Name Reduction (NAME1)

In an attempt to reduce the growing population, Archer was asked to come up with a plan. Archer being as intelligent as he is, came up with the following plan :

If N children, with names C1,C2,…,CN, are born to parents with names A and B, and you consider C to be the concatenation of all the names of the children, i.e. C=C1+C2+…+CN (where + is concatenation operator), then C should be a substring of one of the permutations of A+B.
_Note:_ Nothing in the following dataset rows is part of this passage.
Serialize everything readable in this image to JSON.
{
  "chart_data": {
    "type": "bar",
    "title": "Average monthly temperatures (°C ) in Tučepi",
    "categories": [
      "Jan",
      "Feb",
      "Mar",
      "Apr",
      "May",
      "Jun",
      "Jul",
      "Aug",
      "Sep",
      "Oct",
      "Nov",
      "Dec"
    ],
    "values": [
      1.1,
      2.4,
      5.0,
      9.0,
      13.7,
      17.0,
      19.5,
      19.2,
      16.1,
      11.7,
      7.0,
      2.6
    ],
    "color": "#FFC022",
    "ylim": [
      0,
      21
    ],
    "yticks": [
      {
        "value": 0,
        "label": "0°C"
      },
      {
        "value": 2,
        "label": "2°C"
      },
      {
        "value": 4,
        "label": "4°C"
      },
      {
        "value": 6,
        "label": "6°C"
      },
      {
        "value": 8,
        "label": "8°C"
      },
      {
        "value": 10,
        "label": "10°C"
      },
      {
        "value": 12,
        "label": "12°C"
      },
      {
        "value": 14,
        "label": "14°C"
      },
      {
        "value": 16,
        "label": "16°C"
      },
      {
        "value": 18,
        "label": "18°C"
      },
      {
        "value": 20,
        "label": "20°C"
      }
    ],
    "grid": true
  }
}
You are given the task to verify whether the names parents propose to give their children are in fact permissible by Archer’s plan or not.

Input Format

The first line contains an integer T, the number of test cases. T test cases follow. Each test case stats with a line containing two space separated strings A and B, denoting the names of the parents. The next line contains a single integer N denoting the number of children A and B are planning to have. Following this are N lines, the ith line containing Ci, the proposed name for the ith child.

Output

For each test case output a single line containing YES if the names are permissible by Archer’s plan, otherwise print NO.

Constraints

1≤T≤100
1≤N≤1000
The lengths of all the strings including A, B, and all Ci will be in the range [1,40000], both inclusive. All these strings will contain only lowercase English letters.
The combined lengths of all names of children will not exceed the combined length of the names of their parents.

Example

3
tom marvoloriddle
2
lord
voldemort
cheap up
1
heapcup
bruce wayne
2
bat
man

YES
YES
NO

Explanation

Let Y denote the concatenation of names of all the children, and X denote the concatenation of the names of the parents.
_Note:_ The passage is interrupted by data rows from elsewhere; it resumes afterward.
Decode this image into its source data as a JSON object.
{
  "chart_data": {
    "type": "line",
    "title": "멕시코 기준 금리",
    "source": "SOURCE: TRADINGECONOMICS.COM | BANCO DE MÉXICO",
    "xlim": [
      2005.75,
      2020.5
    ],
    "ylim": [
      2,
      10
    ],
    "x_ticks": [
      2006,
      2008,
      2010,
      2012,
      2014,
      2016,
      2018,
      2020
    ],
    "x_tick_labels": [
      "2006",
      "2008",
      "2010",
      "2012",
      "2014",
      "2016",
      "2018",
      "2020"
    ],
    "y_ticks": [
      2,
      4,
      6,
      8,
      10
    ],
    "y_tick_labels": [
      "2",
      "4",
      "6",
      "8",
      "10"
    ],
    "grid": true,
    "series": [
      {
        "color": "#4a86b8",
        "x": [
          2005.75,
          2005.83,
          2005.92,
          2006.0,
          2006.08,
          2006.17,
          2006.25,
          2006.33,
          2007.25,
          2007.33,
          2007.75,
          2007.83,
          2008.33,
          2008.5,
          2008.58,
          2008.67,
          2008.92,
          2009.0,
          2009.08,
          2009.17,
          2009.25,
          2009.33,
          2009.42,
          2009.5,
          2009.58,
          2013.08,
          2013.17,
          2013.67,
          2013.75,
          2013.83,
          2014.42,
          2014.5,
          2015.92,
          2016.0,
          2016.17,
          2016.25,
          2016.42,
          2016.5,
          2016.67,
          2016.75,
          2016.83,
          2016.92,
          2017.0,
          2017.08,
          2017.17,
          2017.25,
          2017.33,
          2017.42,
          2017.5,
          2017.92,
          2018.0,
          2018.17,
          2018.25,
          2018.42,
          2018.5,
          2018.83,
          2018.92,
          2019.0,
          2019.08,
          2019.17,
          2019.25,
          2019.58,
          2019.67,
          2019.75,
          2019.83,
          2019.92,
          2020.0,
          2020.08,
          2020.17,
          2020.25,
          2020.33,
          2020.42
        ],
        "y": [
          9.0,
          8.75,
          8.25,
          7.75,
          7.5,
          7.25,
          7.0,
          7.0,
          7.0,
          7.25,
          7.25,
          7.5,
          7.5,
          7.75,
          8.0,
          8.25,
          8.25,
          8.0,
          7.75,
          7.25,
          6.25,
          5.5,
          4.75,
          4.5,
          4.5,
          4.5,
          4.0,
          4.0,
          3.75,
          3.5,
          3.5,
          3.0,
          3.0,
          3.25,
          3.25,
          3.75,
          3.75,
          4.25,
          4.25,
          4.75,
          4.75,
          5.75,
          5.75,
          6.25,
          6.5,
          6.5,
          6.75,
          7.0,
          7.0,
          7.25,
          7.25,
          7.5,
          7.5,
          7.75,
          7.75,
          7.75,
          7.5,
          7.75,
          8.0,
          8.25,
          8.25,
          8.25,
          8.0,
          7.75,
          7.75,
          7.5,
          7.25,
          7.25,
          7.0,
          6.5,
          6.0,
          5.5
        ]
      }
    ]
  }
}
Case 1: Here X = “tommarvoloriddle”, and Y = “lordvoldemort”. Consider Z = “iamlordvoldemort”. It is not difficult to see that Z is a permutation of X and Y is a substring of Z. Hence Y is a substring of a permutation of X, so the answer is “YES”.

Case 2: Here X = “cheapup”, and Y = “heapcup”. Since Y in itself is a permutation of X, and as every string is a substring of itself, Y is a substring of X and also a permutation of X. Hence “YES”.

Case 3: Here X = “brucewayne”, and Y = “batman”. As “t” is not present in X, “t” wont be present in any permutation of X, hence the answer is “NO”.

Solution

Here we are using a counting array logic. Since we are making permutations of parents (Let’s say a and b), if child contains more characters then parents or contains a character which is not in parents name then it should return no. So here I am counting all occurences of all characters in parents name. Then while accessing the childs name one by one I am subtracting it from the parents frequency. If at any time it becomes negative then return NO else return YES.

#include <iostream>
using namespace std;

int main() {
	int t;
	cin>>t;
	while(t--)
	{
	    string a,b;
	    bool flag=true;
	    cin>>a>>b;
	    int n;
	    cin>>n;
	    int count[26]={0};
	    for(int i=0;i<a.size();i++)
	    {
	        count[a[i]-'a']++;
	    }
	    for(int i=0;i<b.size();i++)
	    {
	        count[b[i]-'a']++;
	    }
	    while(n--)
	    {
	        string z;
	        cin>>z;
	        for(int i=0;i<z.size();i++)
	        {
	            if(count[z[i]-'a']==0)
	            {
	                flag=false;
	            }
	            count[z[i]-'a']--;
	        }
	    }
	    if(flag)
	        cout<<"YES"<<endl;
	    else
	        cout<<"NO"<<endl;
	}
	return 0;
}

The above solution passes as expected.